Pleased, Carrie and Dante praise each other for their good work. They tail Simone as she takes an Uber to Wellington’s, but when she steps up to go inside, they realize they can’t hear her conversation. As it turns out, Simone’s left her bag inside the Uber, which means they no longer have ears on anything, and what’s worse, there’s no way they can get her her bag back without raising flags. Dante stops Carrie from making a brash call to chase down the Uber and somehow get the bag inside, reminding her that she had told him to pull her back if she wasn’t thinking clearly.
Carrie’s convinced, in the end, and orders her team to fall back. The mission’s over, and though they failed, Dante tells her not to beat herself up.
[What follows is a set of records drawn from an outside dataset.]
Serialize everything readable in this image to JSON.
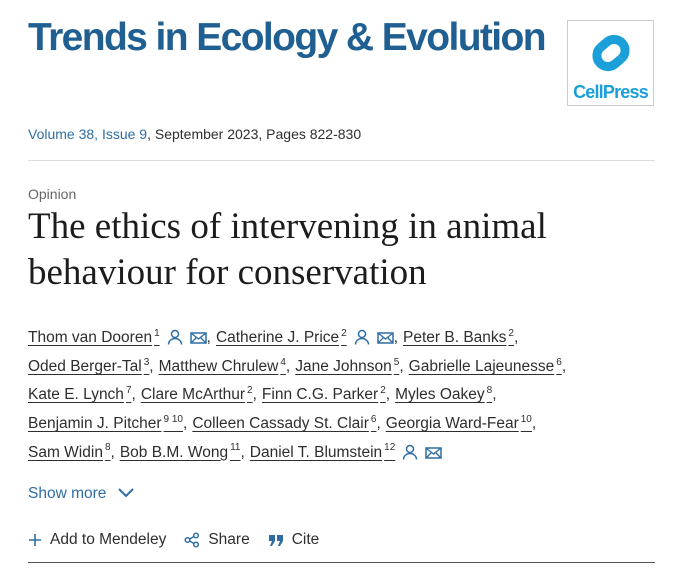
{
  "journal": {
    "title": "Trends in Ecology & Evolution",
    "logo": "CellPress"
  },
  "issue": {
    "volume_issue": "Volume 38, Issue 9",
    "details": ", September 2023, Pages 822-830"
  },
  "article": {
    "type": "Opinion",
    "title": "The ethics of intervening in animal behaviour for conservation"
  },
  "author_separator": ",",
  "authors": [
    [
      {
        "name": "Thom van Dooren",
        "aff": "1",
        "contact": true
      },
      {
        "name": "Catherine J. Price",
        "aff": "2",
        "contact": true
      },
      {
        "name": "Peter B. Banks",
        "aff": "2"
      }
    ],
    [
      {
        "name": "Oded Berger-Tal",
        "aff": "3"
      },
      {
        "name": "Matthew Chrulew",
        "aff": "4"
      },
      {
        "name": "Jane Johnson",
        "aff": "5"
      },
      {
        "name": "Gabrielle Lajeunesse",
        "aff": "6"
      }
    ],
    [
      {
        "name": "Kate E. Lynch",
        "aff": "7"
      },
      {
        "name": "Clare McArthur",
        "aff": "2"
      },
      {
        "name": "Finn C.G. Parker",
        "aff": "2"
      },
      {
        "name": "Myles Oakey",
        "aff": "8"
      }
    ],
    [
      {
        "name": "Benjamin J. Pitcher",
        "aff": "9 10"
      },
      {
        "name": "Colleen Cassady St. Clair",
        "aff": "6"
      },
      {
        "name": "Georgia Ward-Fear",
        "aff": "10"
      }
    ],
    [
      {
        "name": "Sam Widin",
        "aff": "8"
      },
      {
        "name": "Bob B.M. Wong",
        "aff": "11"
      },
      {
        "name": "Daniel T. Blumstein",
        "aff": "12",
        "contact": true
      }
    ]
  ],
  "show_more": "Show more",
  "actions": [
    "Add to Mendeley",
    "Share",
    "Cite"
  ]
}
He drops her off at her home, but Carrie’s rattled. How could two bugs crap out on one mission? That never happens to her, she says, but Dante explains that they might be able to bring Simone in front of Senator Paley. After all, they know she was in Hazelton, they know of her connection to Wellington…maybe it’ll be enough.
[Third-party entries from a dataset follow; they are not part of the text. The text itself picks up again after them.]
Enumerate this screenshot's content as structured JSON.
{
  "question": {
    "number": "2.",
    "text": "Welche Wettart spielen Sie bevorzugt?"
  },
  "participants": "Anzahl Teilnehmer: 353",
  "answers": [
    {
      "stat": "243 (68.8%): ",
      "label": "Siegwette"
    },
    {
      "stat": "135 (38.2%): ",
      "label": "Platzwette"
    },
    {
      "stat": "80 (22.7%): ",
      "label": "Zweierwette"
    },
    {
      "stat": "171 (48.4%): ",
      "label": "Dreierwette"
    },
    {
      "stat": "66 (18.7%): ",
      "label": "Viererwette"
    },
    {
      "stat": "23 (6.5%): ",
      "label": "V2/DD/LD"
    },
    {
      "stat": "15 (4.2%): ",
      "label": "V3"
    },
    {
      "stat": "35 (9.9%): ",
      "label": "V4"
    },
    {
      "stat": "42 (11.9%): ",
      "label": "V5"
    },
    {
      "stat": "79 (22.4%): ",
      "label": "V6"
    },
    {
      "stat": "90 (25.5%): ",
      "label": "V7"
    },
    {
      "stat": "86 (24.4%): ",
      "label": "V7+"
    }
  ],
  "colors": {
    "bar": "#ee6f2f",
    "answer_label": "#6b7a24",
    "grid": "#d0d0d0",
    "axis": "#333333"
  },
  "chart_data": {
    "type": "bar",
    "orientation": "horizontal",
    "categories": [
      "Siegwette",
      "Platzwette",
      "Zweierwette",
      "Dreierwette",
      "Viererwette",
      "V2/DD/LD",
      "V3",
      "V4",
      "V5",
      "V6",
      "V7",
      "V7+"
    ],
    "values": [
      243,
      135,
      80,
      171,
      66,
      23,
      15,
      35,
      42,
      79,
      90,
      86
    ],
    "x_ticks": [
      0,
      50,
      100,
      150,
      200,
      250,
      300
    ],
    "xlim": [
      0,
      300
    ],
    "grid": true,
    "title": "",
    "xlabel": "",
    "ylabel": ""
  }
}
What the f— indeed. Who’s Simone really working for? And could Saul’s suspicions about Krupin be correct after all? “Active Measures” activated several new mysteries to pursue, and this latest twist leaves me intrigued to see more — of what exactly is going on and of Carrie’s team. I wish we spent a little more time meeting the rest of her allies (Anson wasn’t exactly the most pleasant of the bunch), but this was a taut one-episode mission that got us closer to where we need to be for the rest of the season. Now turn off the feed, Max; we don’t need to see that much of the chief of staff.